What's the alternative for `find -type d` on Mac?

1

On Linux find -type d works to list all sub directories, ignoring files.

However when I run this on a Mac (High Sierra) I get the error: find: illegal option -- t.

On delving into the googles, I hadn't found any obvious alternative for a command line equivalent except for answers suggesting that I use ls and parse the output via grep, or have solutions for GUI apps or for the non command line users (via finder, etc.).

The usecase would be to pipe this output to a fuzzy finder which expects a newline separated list of items. For example I can accomplish this with files and ripgrep with: rg --files -g "" | fzy. Ripgrep doesn't seem to support a --folders option or the like from my cursory browse on the github issue tracker.

On Linux find -type d | fzy "just works". Up to installing other packages, but I really hoped for something that just comes preinstalled.

I can get away from this with some scripting, but I'd love to hear about a best practice here.

Senjai

Posted 2018-05-13T21:23:49.937

Reputation: 133

Answers

6

I think your find does understand -type d because this is required by POSIX. However the syntax you used:

find -type d

is not POSIX-compliant, thus not portable. The proper portable syntax is:

find path -type d

Linux versions of find will assume ./ if you omit path. On Mac find expects something like this:

find [-H | -L | -P] [-EXdsx] [-f path] path ... [expression]
find [-H | -L | -P] [-EXdsx] -f path [path ...] [expression]

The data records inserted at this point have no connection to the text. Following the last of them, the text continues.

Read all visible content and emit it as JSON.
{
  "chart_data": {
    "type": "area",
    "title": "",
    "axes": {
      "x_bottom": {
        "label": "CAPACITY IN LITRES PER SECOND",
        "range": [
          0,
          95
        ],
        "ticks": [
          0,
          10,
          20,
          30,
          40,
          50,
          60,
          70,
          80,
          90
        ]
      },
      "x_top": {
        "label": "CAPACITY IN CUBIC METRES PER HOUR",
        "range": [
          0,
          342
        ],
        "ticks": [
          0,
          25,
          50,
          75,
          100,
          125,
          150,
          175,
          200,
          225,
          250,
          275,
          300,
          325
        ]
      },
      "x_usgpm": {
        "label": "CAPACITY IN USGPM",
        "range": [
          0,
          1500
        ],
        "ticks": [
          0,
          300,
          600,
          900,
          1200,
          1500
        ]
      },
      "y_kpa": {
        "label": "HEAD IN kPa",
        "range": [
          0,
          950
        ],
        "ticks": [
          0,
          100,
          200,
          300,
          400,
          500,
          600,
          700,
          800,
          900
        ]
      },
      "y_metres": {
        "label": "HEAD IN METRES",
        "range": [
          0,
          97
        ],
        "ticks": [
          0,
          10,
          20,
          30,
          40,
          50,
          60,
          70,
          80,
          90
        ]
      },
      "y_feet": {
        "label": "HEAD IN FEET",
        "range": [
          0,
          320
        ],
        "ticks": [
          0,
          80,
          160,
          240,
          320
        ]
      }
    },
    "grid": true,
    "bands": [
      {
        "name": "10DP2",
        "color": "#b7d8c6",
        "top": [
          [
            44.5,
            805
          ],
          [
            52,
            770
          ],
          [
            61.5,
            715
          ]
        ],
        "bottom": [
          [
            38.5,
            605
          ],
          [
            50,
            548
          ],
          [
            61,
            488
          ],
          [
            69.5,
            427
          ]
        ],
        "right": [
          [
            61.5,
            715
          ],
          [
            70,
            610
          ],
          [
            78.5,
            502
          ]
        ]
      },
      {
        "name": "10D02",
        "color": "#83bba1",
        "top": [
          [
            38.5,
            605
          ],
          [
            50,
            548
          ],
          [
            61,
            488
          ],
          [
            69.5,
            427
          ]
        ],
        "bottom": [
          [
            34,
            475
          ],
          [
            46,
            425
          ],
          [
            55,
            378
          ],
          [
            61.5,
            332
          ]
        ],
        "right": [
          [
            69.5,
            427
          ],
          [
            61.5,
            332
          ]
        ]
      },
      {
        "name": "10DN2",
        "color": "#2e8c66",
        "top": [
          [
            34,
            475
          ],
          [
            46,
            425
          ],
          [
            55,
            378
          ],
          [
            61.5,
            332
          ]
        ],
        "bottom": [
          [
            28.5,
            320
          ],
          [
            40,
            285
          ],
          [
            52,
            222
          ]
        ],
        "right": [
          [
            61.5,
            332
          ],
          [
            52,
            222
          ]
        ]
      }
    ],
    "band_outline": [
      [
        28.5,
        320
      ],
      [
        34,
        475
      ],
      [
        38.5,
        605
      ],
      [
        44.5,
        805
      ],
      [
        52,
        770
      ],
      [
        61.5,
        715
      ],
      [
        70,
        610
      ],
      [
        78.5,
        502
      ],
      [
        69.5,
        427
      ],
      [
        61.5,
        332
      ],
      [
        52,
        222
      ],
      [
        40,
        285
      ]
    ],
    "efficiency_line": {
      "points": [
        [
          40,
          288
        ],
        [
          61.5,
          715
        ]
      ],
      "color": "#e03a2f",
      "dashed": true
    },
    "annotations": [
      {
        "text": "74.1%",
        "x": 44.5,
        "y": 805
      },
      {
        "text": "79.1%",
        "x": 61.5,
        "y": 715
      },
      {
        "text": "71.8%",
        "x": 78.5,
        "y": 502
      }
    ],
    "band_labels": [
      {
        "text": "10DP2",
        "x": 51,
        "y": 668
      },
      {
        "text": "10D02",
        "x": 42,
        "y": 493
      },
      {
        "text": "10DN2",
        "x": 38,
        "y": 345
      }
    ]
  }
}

You want -type to be a part of expression but your find needs path or -f path in its command line arguments. Before it gets one, it tries to interpret other arguments as options, so your -type is in fact -t -y -p -e; there is no -t option defined, thus illegal option -- t.

(Compare this answer).

The solution is simple: specify a path explicitly. Mac equivalent of Linux find -type d is:

find ./ -type d

Note this works in Linux as well.

Kamil Maciorowski

Posted 2018-05-13T21:23:49.937

Reputation: 38 429

I've always used the dot without the slash and it works fine (I never realised it even worked without the dot in Linux). I'm just curious if this is a bad habit in general? – paradroid – 2018-05-13T22:24:08.660

2

@paradroid Probably not a bad habit. I just tend to add trailing slash to indicate the object is a directory. In some circumstances this can make a difference though.